The answer is to be found in the middle of the Letter to the Philippians, in the so-called “carmen Christo” or “Christological hymn”, which “summarises the Son of God’s divine and human itinerary”. It opens with these words: “Let the same mind be in you that was in Christ Jesus”. This, the Pope said, “means not only following Jesus’ example, … but also involving the whole of our lives in His way of thinking and acting”.
This hymn to Christ begins by saying that He is “‘in the form of God’. Yet Jesus, true God and true man, did not experience this condition … in order to triumph and to impose His supremacy”, but to take “‘the form of a slave’, the human form marked by suffering, poverty and death. He assimilated Himself fully to mankind, except in sin”.
St. Paul continues by outlining the historical context of Jesus’ earthly life, up to the cross where He “experienced the greatest degree of humiliation, because crucifixion was the punishment reserved for slaves, and not for the free”. Yet it is “in the cross of Christ that man is redeemed and Adam’s experience is transformed “. If the first man sought to be like God, “then Jesus, though ‘in the form of God’, lowered Himself and immersed Himself in the human condition, … to redeem the Adam within us and to restore to man the dignity he had lost”.

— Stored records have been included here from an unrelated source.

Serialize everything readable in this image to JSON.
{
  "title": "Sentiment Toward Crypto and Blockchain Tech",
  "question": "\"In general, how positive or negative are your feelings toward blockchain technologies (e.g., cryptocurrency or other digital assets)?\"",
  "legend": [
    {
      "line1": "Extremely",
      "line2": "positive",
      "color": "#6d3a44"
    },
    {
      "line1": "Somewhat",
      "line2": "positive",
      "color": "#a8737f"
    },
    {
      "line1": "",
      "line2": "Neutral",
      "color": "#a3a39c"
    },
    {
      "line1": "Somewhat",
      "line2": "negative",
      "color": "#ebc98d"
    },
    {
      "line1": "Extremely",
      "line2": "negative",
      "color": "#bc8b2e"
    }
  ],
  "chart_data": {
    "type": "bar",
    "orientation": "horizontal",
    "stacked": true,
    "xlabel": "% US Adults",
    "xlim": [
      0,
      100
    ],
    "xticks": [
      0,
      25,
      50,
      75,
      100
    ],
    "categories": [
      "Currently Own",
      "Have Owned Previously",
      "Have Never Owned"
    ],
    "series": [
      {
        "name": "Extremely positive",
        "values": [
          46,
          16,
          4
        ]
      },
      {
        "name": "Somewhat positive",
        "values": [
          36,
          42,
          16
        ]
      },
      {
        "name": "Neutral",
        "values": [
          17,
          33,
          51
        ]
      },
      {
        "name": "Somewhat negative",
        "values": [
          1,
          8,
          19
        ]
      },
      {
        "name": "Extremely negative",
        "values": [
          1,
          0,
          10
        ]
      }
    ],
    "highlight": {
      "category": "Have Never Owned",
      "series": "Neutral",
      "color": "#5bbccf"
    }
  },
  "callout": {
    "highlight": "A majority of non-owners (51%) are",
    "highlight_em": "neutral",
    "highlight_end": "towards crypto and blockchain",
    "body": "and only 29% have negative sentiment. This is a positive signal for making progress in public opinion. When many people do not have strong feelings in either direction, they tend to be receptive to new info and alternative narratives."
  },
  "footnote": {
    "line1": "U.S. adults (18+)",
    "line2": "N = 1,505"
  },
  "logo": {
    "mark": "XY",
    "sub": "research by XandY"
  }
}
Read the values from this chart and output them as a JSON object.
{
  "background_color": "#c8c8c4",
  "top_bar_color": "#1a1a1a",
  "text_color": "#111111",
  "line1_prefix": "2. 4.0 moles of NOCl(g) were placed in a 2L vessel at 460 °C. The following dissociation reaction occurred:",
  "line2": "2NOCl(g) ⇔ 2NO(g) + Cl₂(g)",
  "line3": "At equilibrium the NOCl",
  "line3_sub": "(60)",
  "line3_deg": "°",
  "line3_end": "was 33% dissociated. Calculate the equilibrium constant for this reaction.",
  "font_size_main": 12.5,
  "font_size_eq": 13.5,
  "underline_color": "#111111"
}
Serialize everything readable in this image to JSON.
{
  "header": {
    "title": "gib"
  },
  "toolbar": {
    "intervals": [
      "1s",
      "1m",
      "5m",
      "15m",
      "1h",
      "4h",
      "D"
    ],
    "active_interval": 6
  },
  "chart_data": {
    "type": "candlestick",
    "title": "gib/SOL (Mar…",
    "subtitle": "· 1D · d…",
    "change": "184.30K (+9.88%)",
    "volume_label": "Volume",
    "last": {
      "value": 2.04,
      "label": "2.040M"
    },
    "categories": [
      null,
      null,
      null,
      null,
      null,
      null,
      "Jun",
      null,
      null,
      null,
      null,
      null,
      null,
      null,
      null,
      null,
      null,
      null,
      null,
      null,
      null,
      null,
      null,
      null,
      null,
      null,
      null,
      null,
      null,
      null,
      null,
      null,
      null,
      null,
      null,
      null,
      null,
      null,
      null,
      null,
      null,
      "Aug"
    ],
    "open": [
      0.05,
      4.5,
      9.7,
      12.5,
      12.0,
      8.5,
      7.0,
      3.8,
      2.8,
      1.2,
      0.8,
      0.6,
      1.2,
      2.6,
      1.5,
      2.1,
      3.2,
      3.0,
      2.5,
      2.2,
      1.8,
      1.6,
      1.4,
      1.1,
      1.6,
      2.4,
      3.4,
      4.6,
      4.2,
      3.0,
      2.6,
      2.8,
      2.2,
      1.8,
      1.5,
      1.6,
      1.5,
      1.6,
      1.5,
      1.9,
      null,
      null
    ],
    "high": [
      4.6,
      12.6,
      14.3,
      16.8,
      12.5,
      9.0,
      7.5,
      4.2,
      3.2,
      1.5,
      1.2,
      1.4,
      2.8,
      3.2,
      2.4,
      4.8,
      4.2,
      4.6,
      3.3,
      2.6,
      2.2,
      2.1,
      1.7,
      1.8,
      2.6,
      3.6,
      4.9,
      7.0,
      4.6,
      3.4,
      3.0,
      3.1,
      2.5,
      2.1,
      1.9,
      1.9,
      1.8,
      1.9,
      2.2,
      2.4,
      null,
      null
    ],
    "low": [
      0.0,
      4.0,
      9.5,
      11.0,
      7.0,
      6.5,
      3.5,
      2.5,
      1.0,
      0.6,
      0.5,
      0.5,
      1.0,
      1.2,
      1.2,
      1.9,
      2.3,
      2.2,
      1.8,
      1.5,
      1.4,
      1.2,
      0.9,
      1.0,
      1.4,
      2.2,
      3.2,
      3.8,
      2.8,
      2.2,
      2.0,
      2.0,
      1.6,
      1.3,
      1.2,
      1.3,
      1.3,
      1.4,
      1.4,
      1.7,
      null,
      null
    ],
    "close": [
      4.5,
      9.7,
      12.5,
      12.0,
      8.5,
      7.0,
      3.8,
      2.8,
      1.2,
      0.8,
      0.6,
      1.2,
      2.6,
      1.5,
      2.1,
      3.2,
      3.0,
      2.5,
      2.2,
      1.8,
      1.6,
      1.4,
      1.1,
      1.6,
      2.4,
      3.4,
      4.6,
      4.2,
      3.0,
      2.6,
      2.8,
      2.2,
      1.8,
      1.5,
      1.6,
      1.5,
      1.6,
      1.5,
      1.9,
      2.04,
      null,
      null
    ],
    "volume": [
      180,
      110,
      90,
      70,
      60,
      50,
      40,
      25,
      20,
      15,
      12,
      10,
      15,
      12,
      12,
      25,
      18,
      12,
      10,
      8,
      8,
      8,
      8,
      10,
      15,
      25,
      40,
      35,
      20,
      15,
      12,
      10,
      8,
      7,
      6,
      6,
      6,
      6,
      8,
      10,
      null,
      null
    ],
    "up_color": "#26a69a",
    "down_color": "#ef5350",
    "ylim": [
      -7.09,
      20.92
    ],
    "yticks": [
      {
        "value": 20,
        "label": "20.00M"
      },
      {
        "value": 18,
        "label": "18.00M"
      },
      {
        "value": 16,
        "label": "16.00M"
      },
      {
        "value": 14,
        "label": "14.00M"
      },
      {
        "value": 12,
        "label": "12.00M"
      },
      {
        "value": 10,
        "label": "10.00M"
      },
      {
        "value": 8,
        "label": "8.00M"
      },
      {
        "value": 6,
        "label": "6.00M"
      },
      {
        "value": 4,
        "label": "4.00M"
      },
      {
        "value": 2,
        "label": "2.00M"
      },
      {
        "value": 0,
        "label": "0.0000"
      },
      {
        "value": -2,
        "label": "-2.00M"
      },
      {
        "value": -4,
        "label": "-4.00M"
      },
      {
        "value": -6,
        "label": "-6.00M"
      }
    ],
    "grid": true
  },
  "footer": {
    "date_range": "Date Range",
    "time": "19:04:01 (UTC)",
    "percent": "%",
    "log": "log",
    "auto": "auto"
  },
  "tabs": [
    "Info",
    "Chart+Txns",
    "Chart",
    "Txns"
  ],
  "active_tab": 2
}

“Human logic”, Benedict XVI went on, “often seeks realisation in power and domination. … Man still wants to build the Tower of Babel with his own strength, to reach the heights of God, to be like God. The incarnation and the cross remind us that full realisation lies in conforming our human will to that of the Father, in emptying ourselves … of selfishness in order to fill ourselves with the love of God and thus to become truly capable of loving one another”.
The Pope then noted that, in the second part of the Christological hymn, the subject changes: no longer Christ but God the Father. “He Who abased Himself by taking on the form of a slave, is exalted and raised above all things by the Father, Who gives Him the name of ‘Kyrios’, ‘Lord’. … The Jesus Who is exalted is the Jesus of the Last Supper Who … bends to wash the feet of the Apostles. … It is important to remember this always during our prayers and our lives”.
“This hymn in the Letter to the Philippians contains two important indications for our own prayers. The first is the invocation of ‘Lord’ addressed to Jesus Christ Who, … amidst so many ‘dominators’ who seek to rule, remains the one Lord of our lives. … Therefore it is important to maintain a scale of values in which the first place belongs to God”.
“The second indication is prostration, … the ‘bending of every knee in heaven and on earth’, … the adoration that all creatures owe to God. Genuflection before the Blessed Sacrament or kneeling in prayer express the attitude of adoration before God. … When we kneel before the Lord we confess our faith in Him, we recognise that He is the one Lord of our lives”.
“At the beginning of this catechesis we asked ourselves how St. Paul could be joyful when faced with the risk of imminent martyrdom”, the Holy Father concluded. “This was possible only because the Apostle never removed his gaze from Christ”.